If can develop a neotype lung nodule not damaged positioner and be used for the isolated tuberculous accurate location before the art of lung, can not only increase the operation security, improve the operation excision rate, still be favorable to further reducing patient medical cost simultaneously, make things convenient for clinical conversion to use and promote, make new technology, new achievement benefit to and extensive SPN patient to the at utmost.
In thoracoscopic surgery, when the suture instrument is used for pushing the hook to position human tissues, the operation is generally carried out under a display. The conventional hook returning material is basically similar to the material used by the stitching instrument, the rotation condition of the hook returning is difficult to show in the operation process, and the difficulty is increased for a doctor to judge the operation process. And once the phenomenon of hook return position inaccuracy is generated, the operation time is increased, and even the operation is failed.

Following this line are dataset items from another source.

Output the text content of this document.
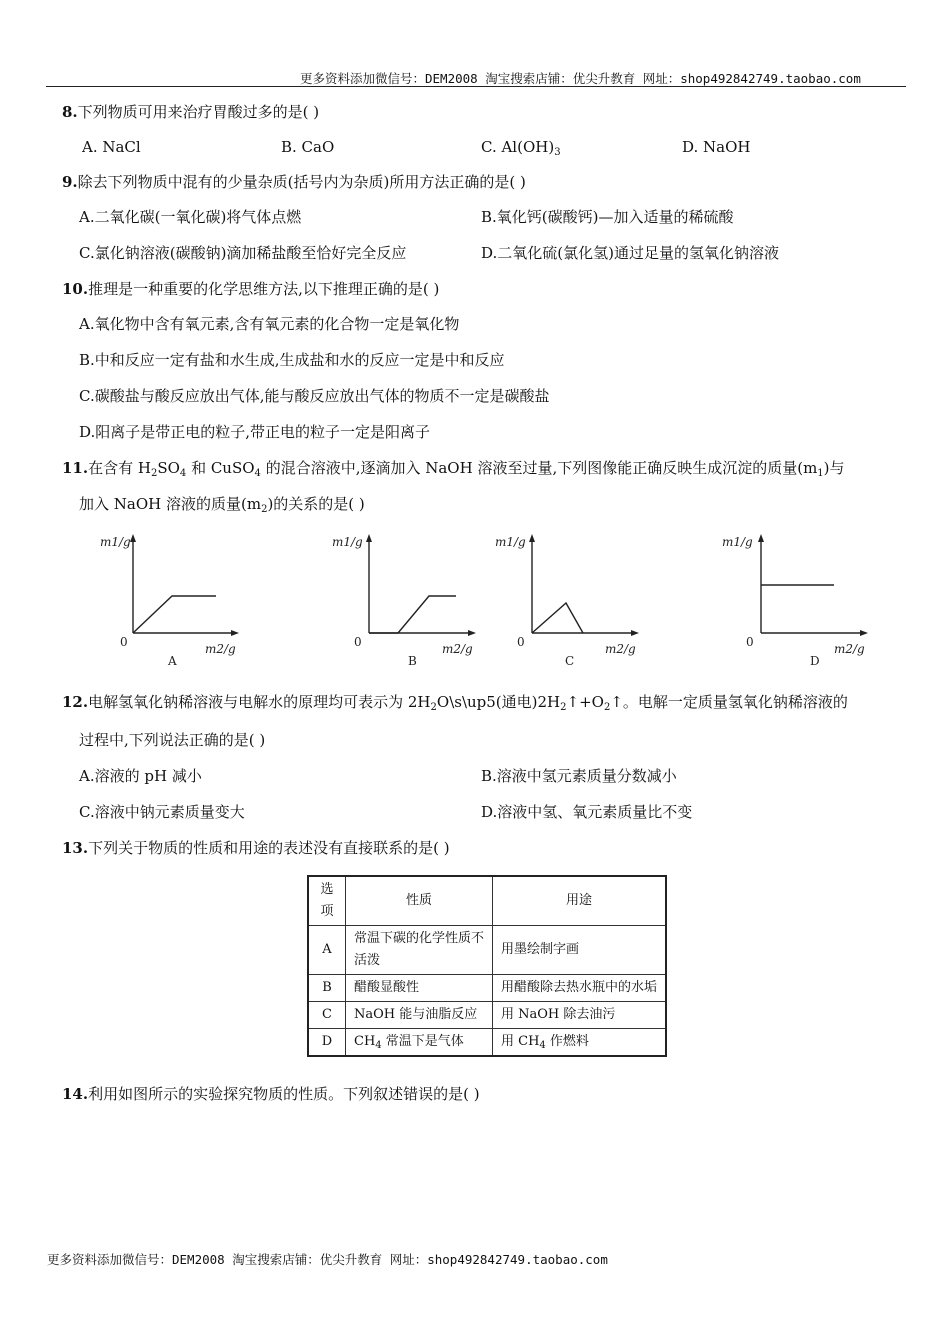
更多资料添加微信号：DEM2008 淘宝搜索店铺：优尖升教育 网址：shop492842749.taobao.com
8.下列物质可用来治疗胃酸过多的是( )
A. NaCl	B. CaO	C. $Al(OH)_3$	D. NaOH
9.除去下列物质中混有的少量杂质(括号内为杂质)所用方法正确的是( )
A.二氧化碳(一氧化碳)将气体点燃	B.氧化钙(碳酸钙)—加入适量的稀硫酸
C.氯化钠溶液(碳酸钠)滴加稀盐酸至恰好完全反应	D.二氧化硫(氯化氢)通过足量的氢氧化钠溶液
10.推理是一种重要的化学思维方法,以下推理正确的是( )
A.氧化物中含有氧元素,含有氧元素的化合物一定是氧化物
B.中和反应一定有盐和水生成,生成盐和水的反应一定是中和反应
C.碳酸盐与酸反应放出气体,能与酸反应放出气体的物质不一定是碳酸盐
D.阳离子是带正电的粒子,带正电的粒子一定是阳离子
11.在含有 $H_2SO_4$ 和 CuSO$_4$ 的混合溶液中,逐滴加入 NaOH 溶液至过量,下列图像能正确反映生成沉淀的质量$(m_1)$与
加入 NaOH 溶液的质量$(m_2)$的关系的是( )
m1/g
0	m2/g
A
m1/g
0	m2/g
B
m1/g
0	m2/g
C
m1/g
0	m2/g
D
12.电解氢氧化钠稀溶液与电解水的原理均可表示为 $2H_2O\backslash s\backslash up5$(通电)$2H_2↑+O_2↑$。电解一定质量氢氧化钠稀溶液的
过程中,下列说法正确的是( )
A.溶液的 pH 减小	B.溶液中氢元素质量分数减小
C.溶液中钠元素质量变大	D.溶液中氢、氧元素质量比不变
13.下列关于物质的性质和用途的表述没有直接联系的是( )
选项	性质	用途
A	常温下碳的化学性质不活泼	用墨绘制字画
B	醋酸显酸性	用醋酸除去热水瓶中的水垢
C	NaOH 能与油脂反应	用 NaOH 除去油污
D	$CH_4$ 常温下是气体	用 $CH_4$ 作燃料
14.利用如图所示的实验探究物质的性质。下列叙述错误的是( )
更多资料添加微信号：DEM2008 淘宝搜索店铺：优尖升教育 网址：shop492842749.taobao.com
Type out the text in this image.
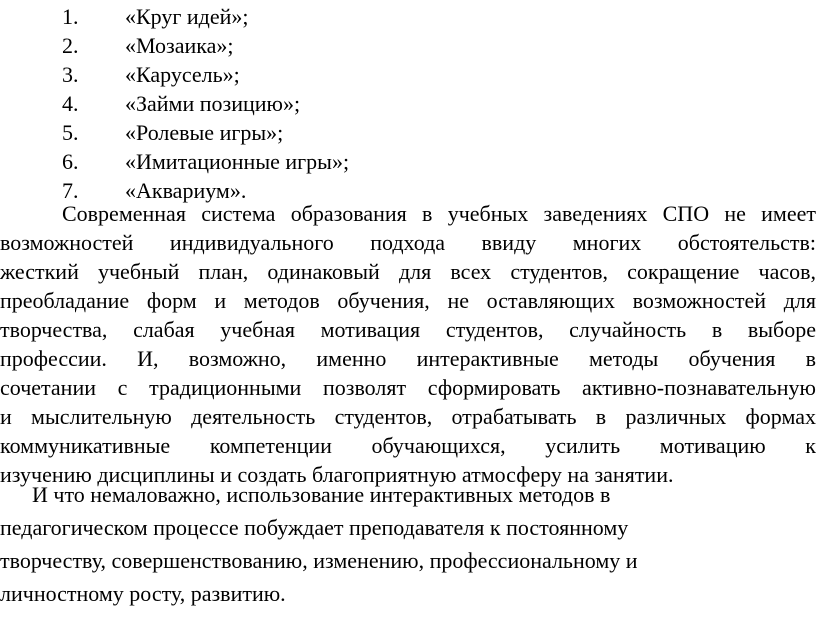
1. «Круг идей»;
2. «Мозаика»;
3. «Карусель»;
4. «Займи позицию»;
5. «Ролевые игры»;
6. «Имитационные игры»;
7. «Аквариум».
Современная система образования в учебных заведениях СПО не имеет
возможностей индивидуального подхода ввиду многих обстоятельств:
жесткий учебный план, одинаковый для всех студентов, сокращение часов,
преобладание форм и методов обучения, не оставляющих возможностей для
творчества, слабая учебная мотивация студентов, случайность в выборе
профессии. И, возможно, именно интерактивные методы обучения в
сочетании с традиционными позволят сформировать активно-познавательную
и мыслительную деятельность студентов, отрабатывать в различных формах
коммуникативные компетенции обучающихся, усилить мотивацию к
изучению дисциплины и создать благоприятную атмосферу на занятии.
И что немаловажно, использование интерактивных методов в
педагогическом процессе побуждает преподавателя к постоянному
творчеству, совершенствованию, изменению, профессиональному и
личностному росту, развитию.
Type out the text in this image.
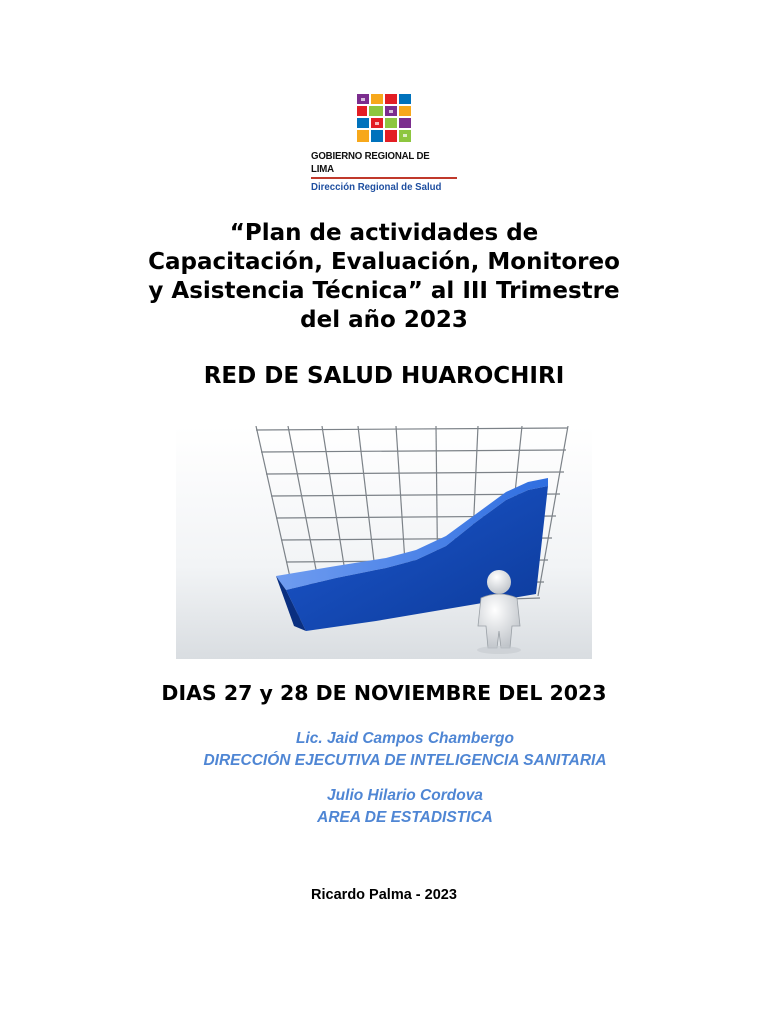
GOBIERNO REGIONAL DE LIMA
Dirección Regional de Salud
“Plan de actividades de
Capacitación, Evaluación, Monitoreo
y Asistencia Técnica” al III Trimestre
del año 2023
RED DE SALUD HUAROCHIRI
DIAS 27 y 28 DE NOVIEMBRE DEL 2023
Lic. Jaid Campos Chambergo
DIRECCIÓN EJECUTIVA DE INTELIGENCIA SANITARIA
Julio Hilario Cordova
AREA DE ESTADISTICA
Ricardo Palma - 2023
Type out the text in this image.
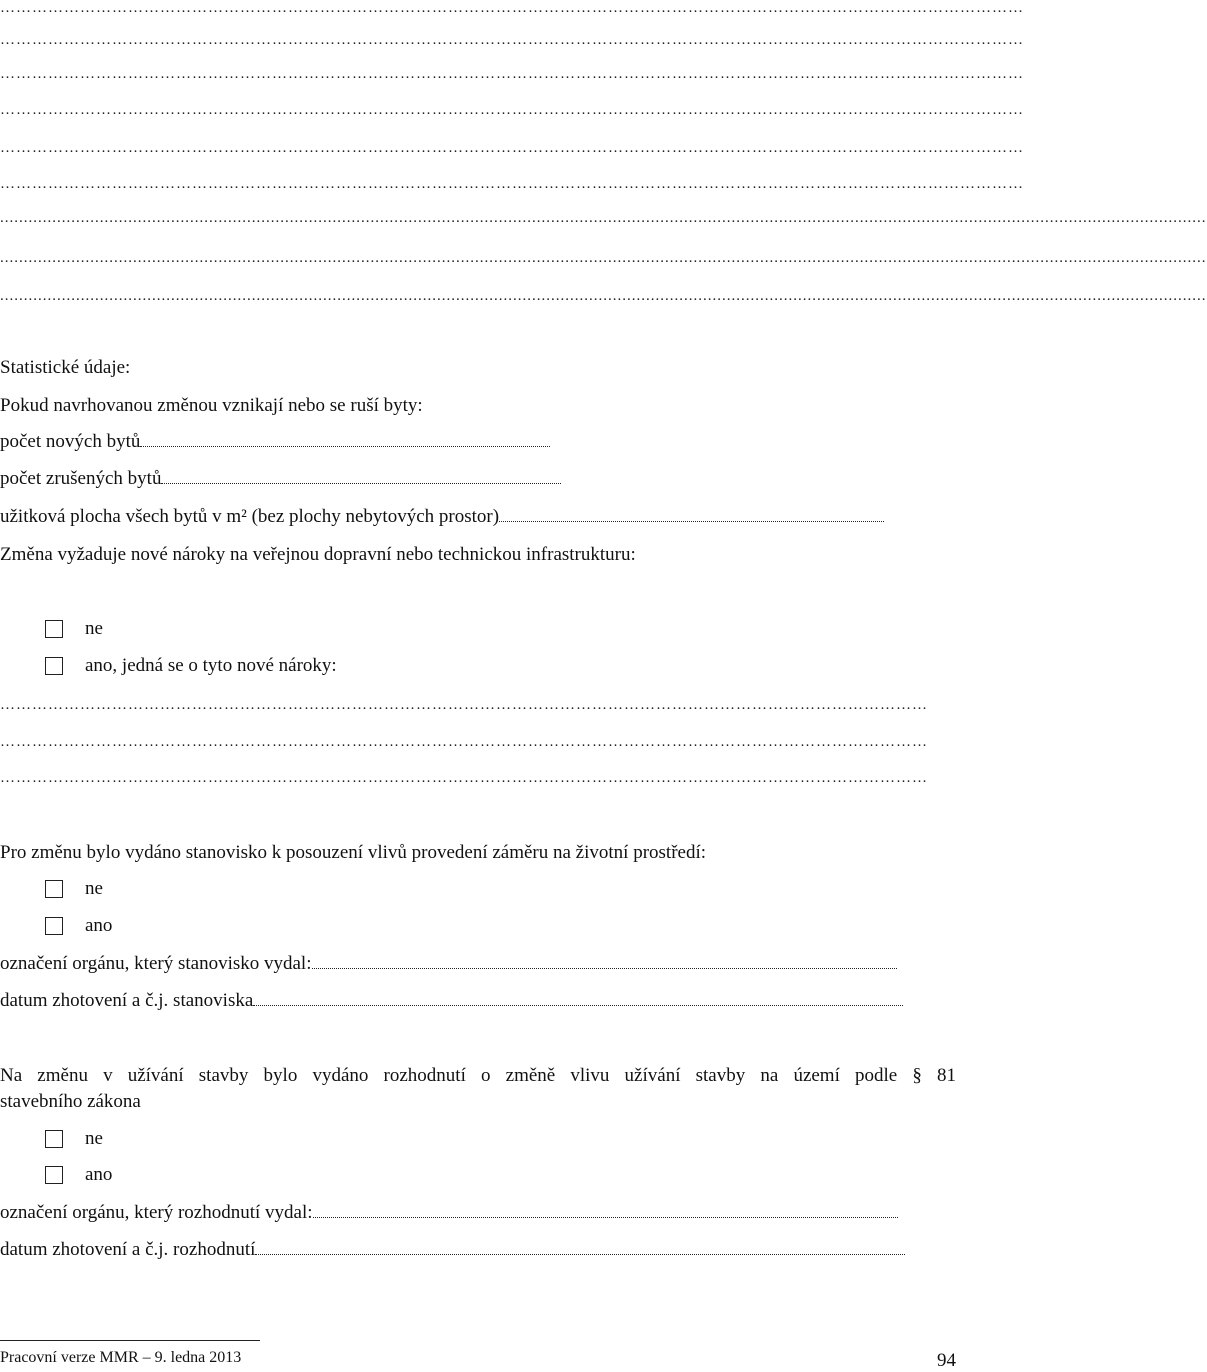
…………………………………………………………………………………………………………………………………………………………………………
…………………………………………………………………………………………………………………………………………………………………………
…………………………………………………………………………………………………………………………………………………………………………
…………………………………………………………………………………………………………………………………………………………………………
…………………………………………………………………………………………………………………………………………………………………………
…………………………………………………………………………………………………………………………………………………………………………
..............................................................................................................................................................................................................................................................
..............................................................................................................................................................................................................................................................
..............................................................................................................................................................................................................................................................
Statistické údaje:
Pokud navrhovanou změnou vznikají nebo se ruší byty:
počet nových bytů
počet zrušených bytů
užitková plocha všech bytů v m² (bez plochy nebytových prostor)
Změna vyžaduje nové nároky na veřejnou dopravní nebo technickou infrastrukturu:
ne
ano, jedná se o tyto nové nároky:
…………………………………………………………………………………………………………………………………………………………
…………………………………………………………………………………………………………………………………………………………
…………………………………………………………………………………………………………………………………………………………
Pro změnu bylo vydáno stanovisko k posouzení vlivů provedení záměru na životní prostředí:
ne
ano
označení orgánu, který stanovisko vydal:
datum zhotovení a č.j. stanoviska
Na změnu v užívání stavby bylo vydáno rozhodnutí o změně vlivu užívání stavby na území podle § 81
stavebního zákona
ne
ano
označení orgánu, který rozhodnutí vydal:
datum zhotovení a č.j. rozhodnutí
Pracovní verze MMR – 9. ledna 2013	94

In addition, the positioning of breast micro-tumor, liver tumor, gastric tumor, intestinal polyp and the surgical positioning of pathological tissues of the urinary system all need a novel nondestructive positioning device to perform preoperative accurate positioning, so as to increase the safety of the operation and improve the resection rate of the operation.
Disclosure of Invention
The utility model aims to solve the technical problems, and provides a human body internal tissue operation positioner with a developing mark, which is convenient for a doctor to operate and control, is convenient for the tissue in the human body such as pulmonary nodules to pull back, develop and pierce, is firm in positioning and cannot be loosened. The method is suitable for lung nodules, breast micro-tumors, liver tumors, gastric tumors, intestinal polyps and pathological tissues of a urinary system, and can be used for performing preoperative development and accurate positioning so as to increase the operation safety and improve the operation resection rate.
A human body internal tissue operation locator with a developing mark is realized by adopting the following technical scheme:
a human body internal tissue operation locator with a developing mark comprises a puncture rod, a fixed handle, a push rod, a positioning hook or a positioning rod with barbs, a pull wire and a movable push handle. Puncture rod rear end installation is fixed in fixed handle, puncture rod cavity, puncture rod be provided with puncture rod slip through-hole, puncture rod front end is provided with the puncture awl, puncture rod periphery is equipped with the scale mark for observe the depth of penetration.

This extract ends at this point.